In vivo, Theaflavin 3,3'-digallate (20, 40mg/kg) was intranasally administered to treat LPS-induced lung injury mice, inhibited the concentrations of TNF-α and IL-6 in serum in a dose-dependent manner, significantly reduced the ratio of lung wet weight to dry weight, and improved pulmonary edema in mice[6]. Theaflavin 3,3'-digallate (5mg/kg) was orally administered to mice with trinitrobenzene sulfonic acid (TNBS)-induced colitis, which inhibited the nuclear localization of NF-κB and the increase in cytoplasmic IκB kinase (IKK) activity, and retained NF-κB inhibitory protein (IκBα) in colon tissue, thereby improving colitis in mice[7].
References:
[1] Cui X, Zhou R, Huang C, et al. Identification of theaflavin-3, 3’-digallate as a novel Zika virus protease inhibitor[J]. Frontiers in pharmacology, 2020, 11: 514313.
[2] Ko H J, Lo C Y, Wang B J, et al. Theaflavin-3, 3′-digallate, a black tea polyphenol, stimulates lipolysis associated with the induction of mitochondrial uncoupling proteins and AMPK–FoxO3A–MnSOD pathway in 3T3-L1 adipocytes[J]. Journal of Functional Foods, 2015, 17: 271-282.
[3] Seo E J, Wu C F, Ali Z, et al. Both phenolic and non-phenolic green tea fractions inhibit migration of cancer cells[J]. Frontiers in Pharmacology, 2016, 7: 398.

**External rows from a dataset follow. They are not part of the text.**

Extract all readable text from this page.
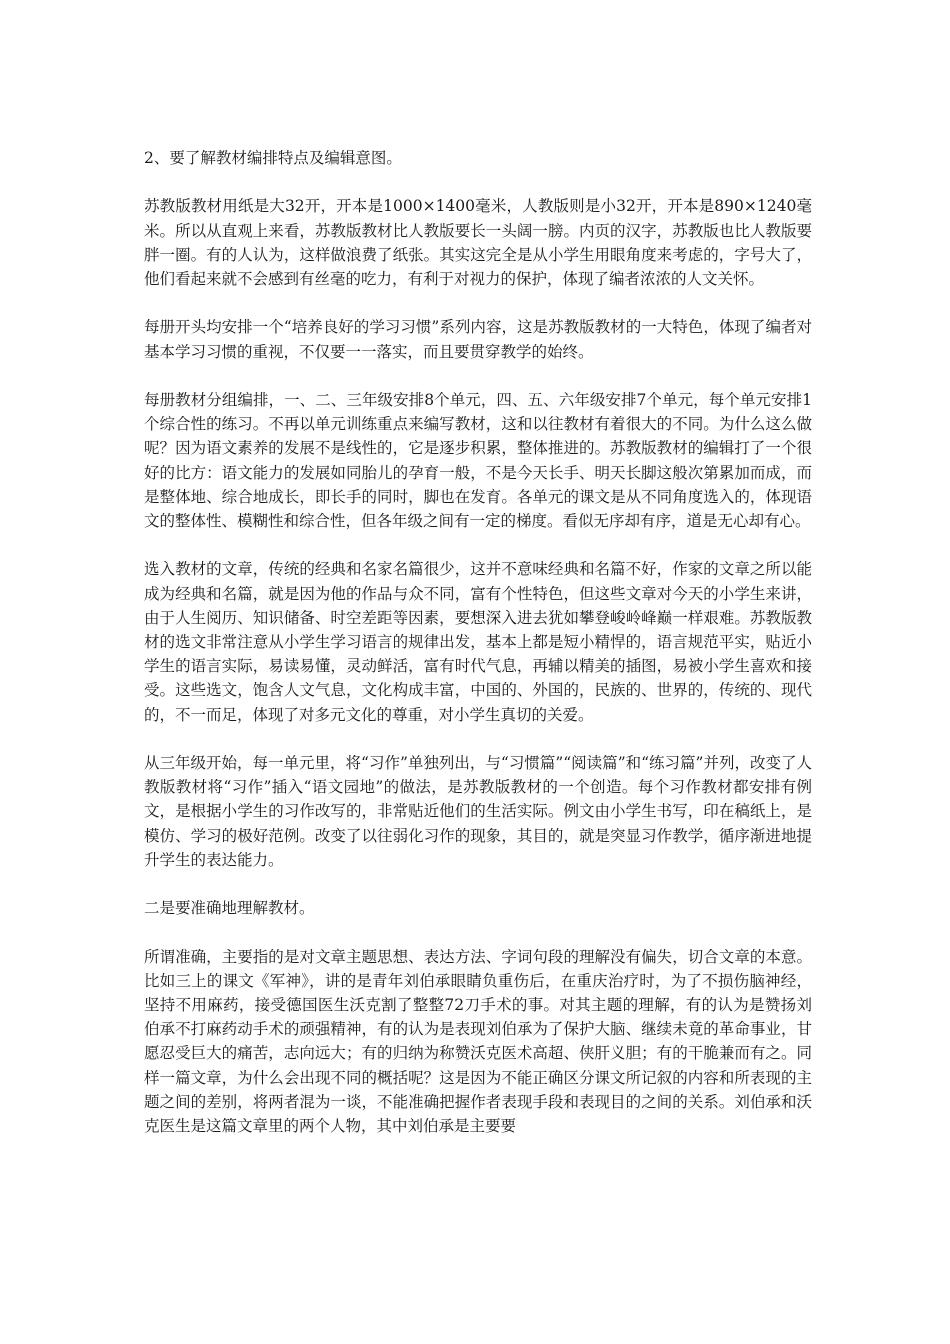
2、要了解教材编排特点及编辑意图。

苏教版教材用纸是大32开，开本是1000×1400毫米，人教版则是小32开，开本是890×1240毫米。所以从直观上来看，苏教版教材比人教版要长一头阔一膀。内页的汉字，苏教版也比人教版要胖一圈。有的人认为，这样做浪费了纸张。其实这完全是从小学生用眼角度来考虑的，字号大了，他们看起来就不会感到有丝毫的吃力，有利于对视力的保护，体现了编者浓浓的人文关怀。

每册开头均安排一个“培养良好的学习习惯”系列内容，这是苏教版教材的一大特色，体现了编者对基本学习习惯的重视，不仅要一一落实，而且要贯穿教学的始终。

每册教材分组编排，一、二、三年级安排8个单元，四、五、六年级安排7个单元，每个单元安排1个综合性的练习。不再以单元训练重点来编写教材，这和以往教材有着很大的不同。为什么这么做呢？因为语文素养的发展不是线性的，它是逐步积累，整体推进的。苏教版教材的编辑打了一个很好的比方：语文能力的发展如同胎儿的孕育一般，不是今天长手、明天长脚这般次第累加而成，而是整体地、综合地成长，即长手的同时，脚也在发育。各单元的课文是从不同角度选入的，体现语文的整体性、模糊性和综合性，但各年级之间有一定的梯度。看似无序却有序，道是无心却有心。

选入教材的文章，传统的经典和名家名篇很少，这并不意味经典和名篇不好，作家的文章之所以能成为经典和名篇，就是因为他的作品与众不同，富有个性特色，但这些文章对今天的小学生来讲，由于人生阅历、知识储备、时空差距等因素，要想深入进去犹如攀登峻岭峰巅一样艰难。苏教版教材的选文非常注意从小学生学习语言的规律出发，基本上都是短小精悍的，语言规范平实，贴近小学生的语言实际，易读易懂，灵动鲜活，富有时代气息，再辅以精美的插图，易被小学生喜欢和接受。这些选文，饱含人文气息，文化构成丰富，中国的、外国的，民族的、世界的，传统的、现代的，不一而足，体现了对多元文化的尊重，对小学生真切的关爱。

从三年级开始，每一单元里，将“习作”单独列出，与“习惯篇”“阅读篇”和“练习篇”并列，改变了人教版教材将“习作”插入“语文园地”的做法，是苏教版教材的一个创造。每个习作教材都安排有例文，是根据小学生的习作改写的，非常贴近他们的生活实际。例文由小学生书写，印在稿纸上，是模仿、学习的极好范例。改变了以往弱化习作的现象，其目的，就是突显习作教学，循序渐进地提升学生的表达能力。

二是要准确地理解教材。

所谓准确，主要指的是对文章主题思想、表达方法、字词句段的理解没有偏失，切合文章的本意。比如三上的课文《军神》，讲的是青年刘伯承眼睛负重伤后，在重庆治疗时，为了不损伤脑神经，坚持不用麻药，接受德国医生沃克割了整整72刀手术的事。对其主题的理解，有的认为是赞扬刘伯承不打麻药动手术的顽强精神，有的认为是表现刘伯承为了保护大脑、继续未竟的革命事业，甘愿忍受巨大的痛苦，志向远大；有的归纳为称赞沃克医术高超、侠肝义胆；有的干脆兼而有之。同样一篇文章，为什么会出现不同的概括呢？这是因为不能正确区分课文所记叙的内容和所表现的主题之间的差别，将两者混为一谈，不能准确把握作者表现手段和表现目的之间的关系。刘伯承和沃克医生是这篇文章里的两个人物，其中刘伯承是主要要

[4] Gao Y, Rankin G O, Tu Y, et al. Theaflavin-3, 3'-digallate decreases human ovarian carcinoma OVCAR-3 cell-induced angiogenesis via Akt and Notch-1 pathways, not via MAPK pathways[J]. International journal of oncology, 2016, 48(1): 281-292.
[5] Tu Y, Kim E, Gao Y, et al. Theaflavin-3, 3'-digallate induces apoptosis and G2 cell cycle arrest through the Akt/MDM2/p53 pathway in cisplatin-resistant ovarian cancer A2780/CP70 cells[J]. International journal of oncology, 2016, 48(6): 2657-2665.
[6] Wu Y, Jin F, Wang Y, et al. In vitro and in vivo anti-inflammatory effects of theaflavin-3, 3′-digallate on lipopolysaccharide-induced inflammation[J]. European Journal of Pharmacology, 2017, 794: 52-60.
[7] Ukil A, Maity S, Das P K. Protection from experimental colitis by theaflavin‐3, 3′‐digallate correlates with inhibition of IKK and NF‐κB activation[J]. British journal of pharmacology, 2006, 149(1): 121-131.
Theaflavin 3,3'-digallate(茶黄素-3,3'-双没食子酸; TF-3; ZP10)是一种有效的寨卡病毒(ZIKV)蛋白酶抑制剂,IC50值为2.3μM[1]。Theaflavin 3,3'-digallate是一种多酚类化合物,具有抗炎、抗氧化、抗肿瘤、抗血管生成等多种生物活性[2, 3]。
在体外,Theaflavin 3,3'-digallate(0-25µM)处理OVCAR-3细胞24h,剂量依赖性地抑制了细胞活力,抑制范围为100%至48.3%,下调了血管内皮生长因子(VEGF)和缺氧诱导因子1-α(HIF-1α)来减少血管生成[4]。Theaflavin 3,3'-digallate(0-50µM)处理铂抗性人卵巢癌细胞系A2780/CP70细胞24h,剂量依赖性地抑制了细胞活力,抑制范围为100%至11.38%,诱导了G2细胞周期停滞,降低Akt的磷酸化而不影响总Akt蛋白表达,降低鼠双微体2(MDM2)的蛋白水平[5]。
在体内,Theaflavin 3,3'-digallate(20、40mg/kg)通过鼻腔给药治疗LPS诱导的肺损伤小鼠,剂量依赖性方式抑制了血清中TNF-α和IL-6的浓度, 显著降低了肺湿重与干重之比,改善了小鼠肺水肿[6]。Theaflavin 3,3'-digallate(5mg/kg)通过口服治疗三硝基苯磺酸(TNBS)诱导的结肠炎的小鼠,抑制了NF-κB核定位、胞质IκB激酶(IKK)活性的增加,并在结肠组织中保留了NF-κB抑制蛋白(IκBα),改善了小鼠结肠炎[7]。